How to Make Chocolate Hazelnut Cake

  • Prepare cake mix according to package directions, using required ingredients, plus pudding mix, vanilla, and an additional 1/4 cup of water.
  • Spread batter evenly among three greased and floured 9 inch cake pans.
  • Bake at temperature specified on cake mix box for 18 to 22 minutes, or until a toothpick inserted in the centre comes out clean.
  • Let cakes cool completely, then chill in refrigerator for 30 minutes.
  • In a double boiler over simmering water, melt chocolate chips.
  • Gradually add 1/4 cup of the whipping cream, stirring constantly until smooth.
  • Remove from heat and let cool to room temperature. Beat .75 cup of whipping cream until soft peaks form.
  • Fold the whipped cream into the cooled chocolate mixture. Stir in .5 cup of the finely chopped hazelnuts. Chill for 30 minutes.
  • Beat remaining 2 cups of whipping cream until soft peaks form, then fold in the remaining .5 cup of chopped hazelnuts.
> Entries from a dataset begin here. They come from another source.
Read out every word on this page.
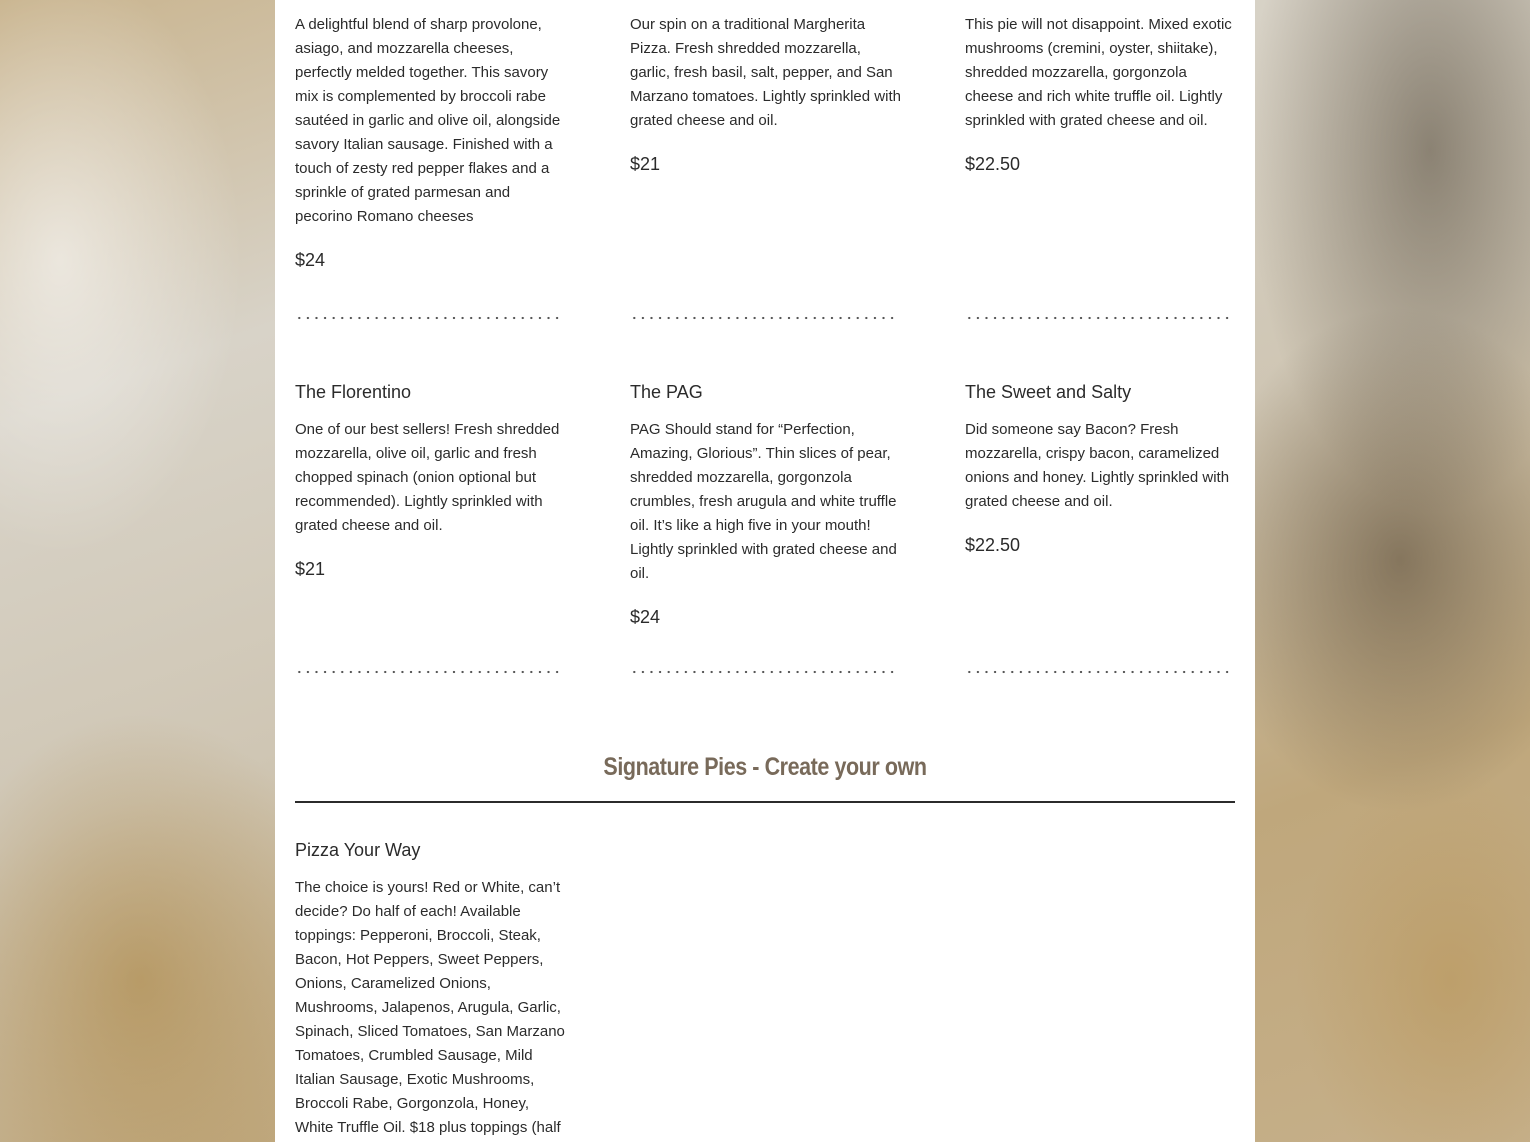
A delightful blend of sharp provolone, asiago, and mozzarella cheeses, perfectly melded together. This savory mix is complemented by broccoli rabe sautéed in garlic and olive oil, alongside savory Italian sausage. Finished with a touch of zesty red pepper flakes and a sprinkle of grated parmesan and pecorino Romano cheeses

$24

Our spin on a traditional Margherita Pizza. Fresh shredded mozzarella, garlic, fresh basil, salt, pepper, and San Marzano tomatoes. Lightly sprinkled with grated cheese and oil.

$21

This pie will not disappoint. Mixed exotic mushrooms (cremini, oyster, shiitake), shredded mozzarella, gorgonzola cheese and rich white truffle oil. Lightly sprinkled with grated cheese and oil.

$22.50
The Florentino

One of our best sellers! Fresh shredded mozzarella, olive oil, garlic and fresh chopped spinach (onion optional but recommended). Lightly sprinkled with grated cheese and oil.

$21
The PAG

PAG Should stand for “Perfection, Amazing, Glorious”. Thin slices of pear, shredded mozzarella, gorgonzola crumbles, fresh arugula and white truffle oil. It’s like a high five in your mouth! Lightly sprinkled with grated cheese and oil.

$24
The Sweet and Salty

Did someone say Bacon? Fresh mozzarella, crispy bacon, caramelized onions and honey. Lightly sprinkled with grated cheese and oil.

$22.50
Signature Pies - Create your own
Pizza Your Way

The choice is yours! Red or White, can’t decide? Do half of each! Available toppings: Pepperoni, Broccoli, Steak, Bacon, Hot Peppers, Sweet Peppers, Onions, Caramelized Onions, Mushrooms, Jalapenos, Arugula, Garlic, Spinach, Sliced Tomatoes, San Marzano Tomatoes, Crumbled Sausage, Mild Italian Sausage, Exotic Mushrooms, Broccoli Rabe, Gorgonzola, Honey, White Truffle Oil. $18 plus toppings (half
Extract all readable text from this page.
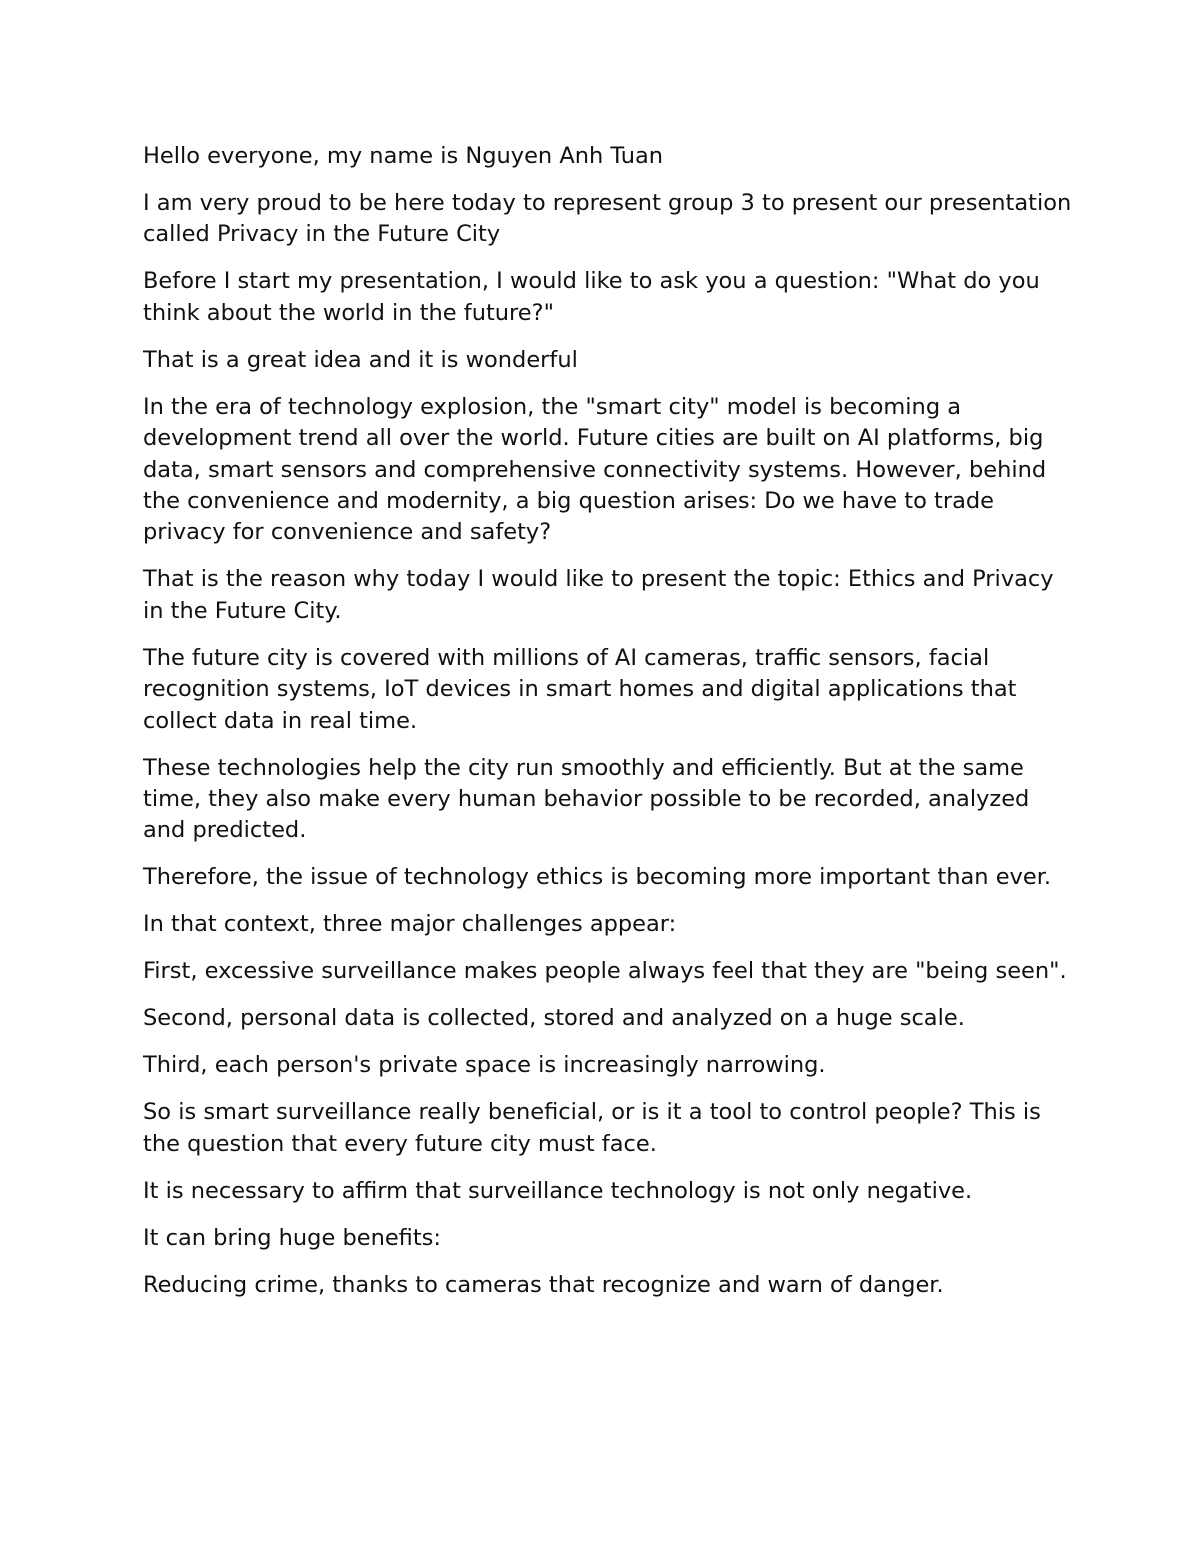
Hello everyone, my name is Nguyen Anh Tuan

I am very proud to be here today to represent group 3 to present our presentation called Privacy in the Future City

Before I start my presentation, I would like to ask you a question: "What do you think about the world in the future?"

That is a great idea and it is wonderful

In the era of technology explosion, the "smart city" model is becoming a development trend all over the world. Future cities are built on AI platforms, big data, smart sensors and comprehensive connectivity systems. However, behind the convenience and modernity, a big question arises: Do we have to trade privacy for convenience and safety?

That is the reason why today I would like to present the topic: Ethics and Privacy in the Future City.

The future city is covered with millions of AI cameras, traffic sensors, facial recognition systems, IoT devices in smart homes and digital applications that collect data in real time.

These technologies help the city run smoothly and efficiently. But at the same time, they also make every human behavior possible to be recorded, analyzed and predicted.

Therefore, the issue of technology ethics is becoming more important than ever.

In that context, three major challenges appear:

First, excessive surveillance makes people always feel that they are "being seen".

Second, personal data is collected, stored and analyzed on a huge scale.

Third, each person's private space is increasingly narrowing.

So is smart surveillance really beneficial, or is it a tool to control people? This is the question that every future city must face.

It is necessary to affirm that surveillance technology is not only negative.

It can bring huge benefits:

Reducing crime, thanks to cameras that recognize and warn of danger.
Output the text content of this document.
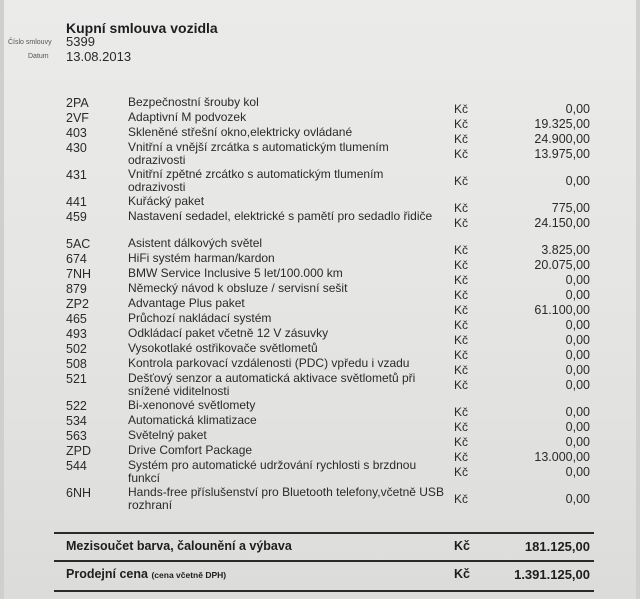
Kupní smlouva vozidla
Číslo smlouvy 5399
Datum 13.08.2013
2PA	Bezpečnostní šrouby kol	Kč	0,00
2VF	Adaptivní M podvozek	Kč	19.325,00
403	Skleněné střešní okno,elektricky ovládané	Kč	24.900,00
430	Vnitřní a vnější zrcátka s automatickým tlumením odrazivosti	Kč	13.975,00
431	Vnitřní zpětné zrcátko s automatickým tlumením odrazivosti	Kč	0,00
441	Kuřácký paket	Kč	775,00
459	Nastavení sedadel, elektrické s pamětí pro sedadlo řidiče	Kč	24.150,00
5AC	Asistent dálkových světel	Kč	3.825,00
674	HiFi systém harman/kardon	Kč	20.075,00
7NH	BMW Service Inclusive 5 let/100.000 km	Kč	0,00
879	Německý návod k obsluze / servisní sešit	Kč	0,00
ZP2	Advantage Plus paket	Kč	61.100,00
465	Průchozí nakládací systém	Kč	0,00
493	Odkládací paket včetně 12 V zásuvky	Kč	0,00
502	Vysokotlaké ostřikovače světlometů	Kč	0,00
508	Kontrola parkovací vzdálenosti (PDC) vpředu i vzadu	Kč	0,00
521	Dešťový senzor a automatická aktivace světlometů při snížené viditelnosti	Kč	0,00
522	Bi-xenonové světlomety	Kč	0,00
534	Automatická klimatizace	Kč	0,00
563	Světelný paket	Kč	0,00
ZPD	Drive Comfort Package	Kč	13.000,00
544	Systém pro automatické udržování rychlosti s brzdnou funkcí	Kč	0,00
6NH	Hands-free příslušenství pro Bluetooth telefony,včetně USB rozhraní	Kč	0,00
Mezisoučet barva, čalounění a výbava	Kč	181.125,00
Prodejní cena (cena včetně DPH)	Kč	1.391.125,00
Chill until ready to frost cake.
  • Place 1 cake layer on cake plate. Spread 1/2 of the chilled chocolate mixture over top.
  • Add another cake layer. Spread with other 1/2 of the chocolate mixture.
  • Top with last cake layer. Frost entire cake with hazelnut-whipped cream.
  • Place 12 whole hazelnuts around top outer edge of cake as a garnish. This cake should be kept in the refrigerator.